I have never cooked tripe and I’ve never eaten it so this will be an adventure. The first step was to open the package I bought from a local grocery store called Central Fresh Market. It used to be called Central Meat Market and they still often have cuts of meat that other places don’t carry regularly. The label says honeycomb tripe and that’s basically what it resembles. I washed it off and put it in a pot of salted water. I turned the heat up and left it to boil, replenishing the water every so often. After an hour the smell became more obvious and I kept trying to determine why it made me think of farms. It’s not a horrible smell but a bit like standing next to a nice clean cow. Probably not surprising since tripe is the lining of one of the four stomachs of cattle. Apparently it can come from other animals too.

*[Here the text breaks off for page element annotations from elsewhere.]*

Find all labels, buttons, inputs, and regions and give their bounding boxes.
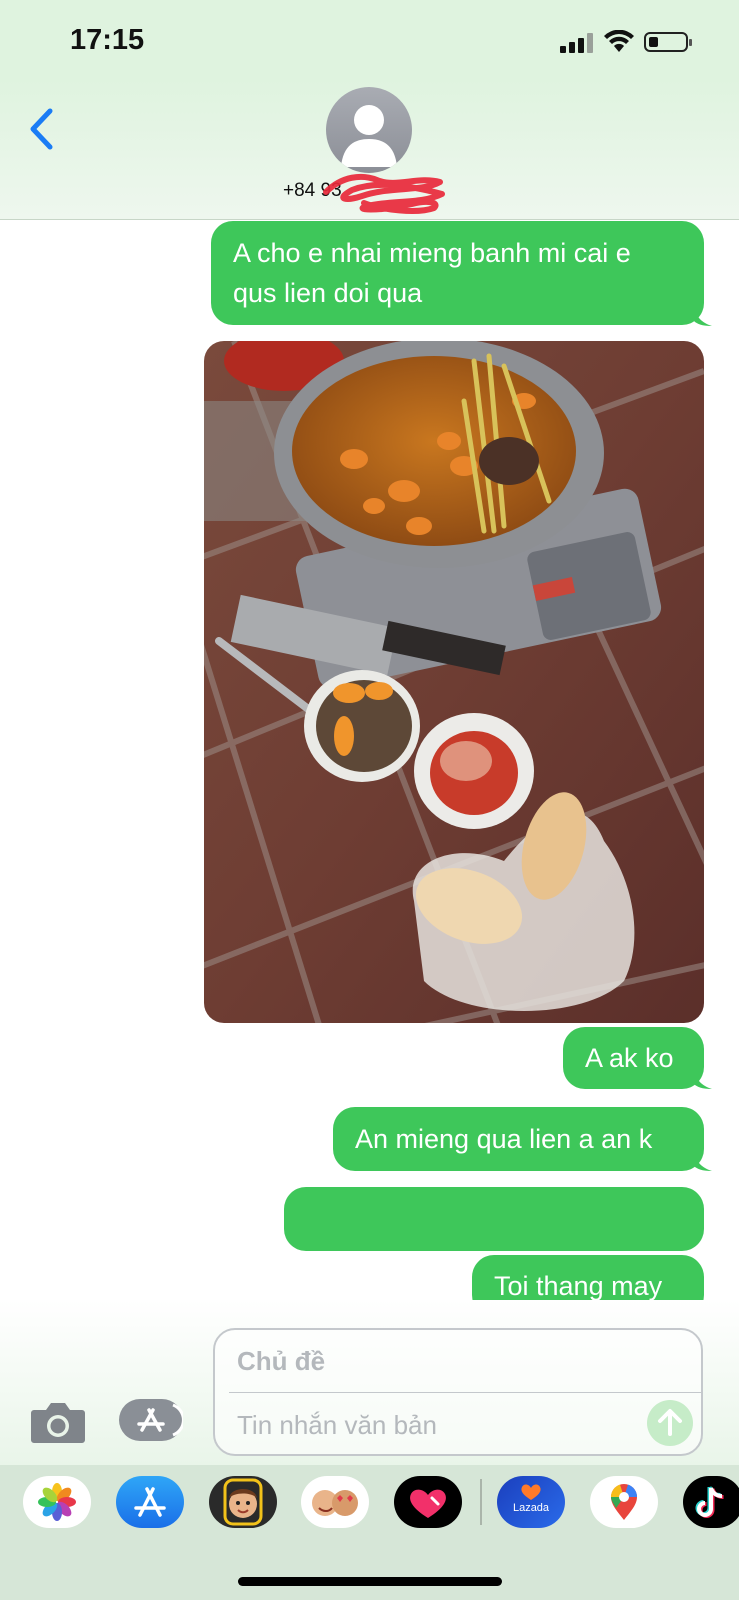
message-bubble[interactable]: Co dau e an xong chay qua — [284, 1187, 704, 1298]
map-pin-icon — [610, 1484, 638, 1520]
send-button[interactable] — [647, 1400, 693, 1446]
home-indicator[interactable] — [238, 1577, 502, 1586]
food-photo — [204, 341, 704, 1023]
app-store-glyph-icon — [137, 1403, 185, 1437]
contact-avatar[interactable] — [326, 87, 412, 173]
subject-input[interactable]: Chủ đề — [237, 1346, 325, 1377]
bubble-tail — [694, 1152, 712, 1171]
field-divider — [229, 1392, 701, 1393]
app-store-icon[interactable] — [116, 1476, 184, 1528]
message-text: Toi thang may — [494, 1271, 663, 1301]
battery-icon — [644, 32, 692, 52]
cellular-signal-icon — [560, 33, 594, 53]
memoji-stickers-icon[interactable] — [301, 1476, 369, 1528]
lazada-label: Lazada — [512, 1502, 550, 1514]
message-bubble[interactable]: A ak ko — [563, 1027, 704, 1089]
message-bubble[interactable]: An mieng qua lien a an k — [333, 1107, 704, 1171]
wifi-icon — [604, 30, 634, 52]
memoji-face-icon — [223, 1478, 263, 1526]
dock-separator — [480, 1479, 482, 1525]
message-text-line: qus lien doi qua — [233, 278, 423, 308]
person-silhouette-icon — [341, 105, 397, 167]
photos-flower-icon — [38, 1483, 76, 1521]
message-text: A ak ko — [585, 1043, 674, 1073]
status-time: 17:15 — [70, 24, 145, 56]
google-maps-icon[interactable] — [590, 1476, 658, 1528]
camera-icon[interactable] — [30, 1400, 86, 1444]
message-text-line: A cho e nhai mieng banh mi cai e — [233, 238, 631, 268]
lazada-icon[interactable]: Lazada — [497, 1476, 565, 1528]
bubble-tail — [694, 307, 712, 326]
redaction-scribble — [323, 173, 445, 214]
status-bar: 17:15 — [0, 0, 739, 80]
message-compose-field[interactable]: Chủ đề Tin nhắn văn bản — [213, 1328, 703, 1456]
message-bubble[interactable]: A cho e nhai mieng banh mi cai e qus lie… — [211, 221, 704, 325]
back-chevron-icon[interactable] — [28, 108, 54, 150]
photos-app-icon[interactable] — [23, 1476, 91, 1528]
app-store-glyph — [134, 1487, 166, 1517]
memoji-icon[interactable] — [209, 1476, 277, 1528]
stickers-face-icon — [312, 1490, 358, 1516]
photo-attachment[interactable] — [204, 341, 704, 1023]
tiktok-note-icon — [695, 1486, 724, 1518]
heart-icon — [410, 1489, 446, 1518]
imessage-app-dock: Lazada — [0, 1465, 739, 1600]
digital-touch-icon[interactable] — [394, 1476, 462, 1528]
bubble-tail — [694, 1070, 712, 1089]
tiktok-icon[interactable] — [683, 1476, 739, 1528]
app-drawer-button[interactable] — [119, 1399, 185, 1441]
message-text: An mieng qua lien a an k — [355, 1124, 653, 1154]
compose-area: Chủ đề Tin nhắn văn bản — [0, 1300, 739, 1465]
conversation-header: +84 93 — [0, 80, 739, 220]
message-input[interactable]: Tin nhắn văn bản — [237, 1410, 437, 1441]
arrow-up-icon — [658, 1409, 682, 1436]
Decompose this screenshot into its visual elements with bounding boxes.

I knew tripe was the stomach – one of the reasons I’d been procrastinating in trying this recipe — but in confirming this I discovered that there is more to know about tripe. First is the cleaning of the tripe. This wikihow site provided lots of information. Mine was very white so I’m going to assume it had been cleaned and bleached. I’m hoping I washed it sufficiently. I think it is well washed since the aroma is cow not chlorine. I also don’t think I’ll need to cook it for five or six hours as it might have already been parboiled. I’m going to keep checking it for tenderness. It does seem that I’ve had a much easier time preparing my tripe than a homemaker in 1898. It was finally tender after two hours. Tripe is meant to be used for other things so I took just a tiny taste.

Miss Wardlaw is familiar to me from the number of sick room recipes she contributed to the cook book. She was Margaret (Maggie) Janet Wardlaw daughter of John Wardlaw and Mary Ann Davidson. Her parents were from Scotland but she was born in 1862 possibly in Oxford County where the family was listed in the 1861 census. By the time she was nine they lived in Galt Ontario where her father was a woollen manufacturer. He was a bronze medal winner for his woollen yarns at the Philadelphia Exposition in 1876. In 1891 Maggie was living at home with her parents and several of her brothers. One is a dentist and she’s a nurse at the hospital in Galt. Although her parents were still living in 1901 the census shows Maggie is living with her brother who is a doctor. It is just the two of them plus a servant. I assume that Maggie is acting as the nurse for her brother’s medical practice. I think by 1911 she’s living in Toronto but I’m not sure and I don’t know how she ended up there. She died of a heart condition in Newmarket in 1931. Her brother Thomas was the person providing details for her death certificate. He’s a commercial agent and living on Scott Street in Toronto so I suspect that’s why Maggie ended up there. Her obituary appears in the Newmarket Era newspaper on October 30, 1931 but doesn’t provide any information.

The taste and texture of tripe is . . . well . . . unique. I thought it would be rubbery and taste “offal” but the texture was soft, tasting more of salt than anything else. Perhaps my water was too salty. I put it aside to cool and will make something with it in the next day or two. I don’t think I’d want to keep it for more than a few days. You’ll find tripe in some Vietnamese, Italian, French and even some British recipes. I’ve seen it on the menu of my favourite Vietnamese restaurants especially in the classic soup base called Pho. Please share your experience with tripe! Have you eaten it? Have you cooked with it?

UPDATE: Just fixed the numbering.

TRIPE
Miss Wardlaw

Wash it thoroughly, boil for five or six hours (in salted water), or until quite tender; it will keep for days and is now ready to be prepared in different ways.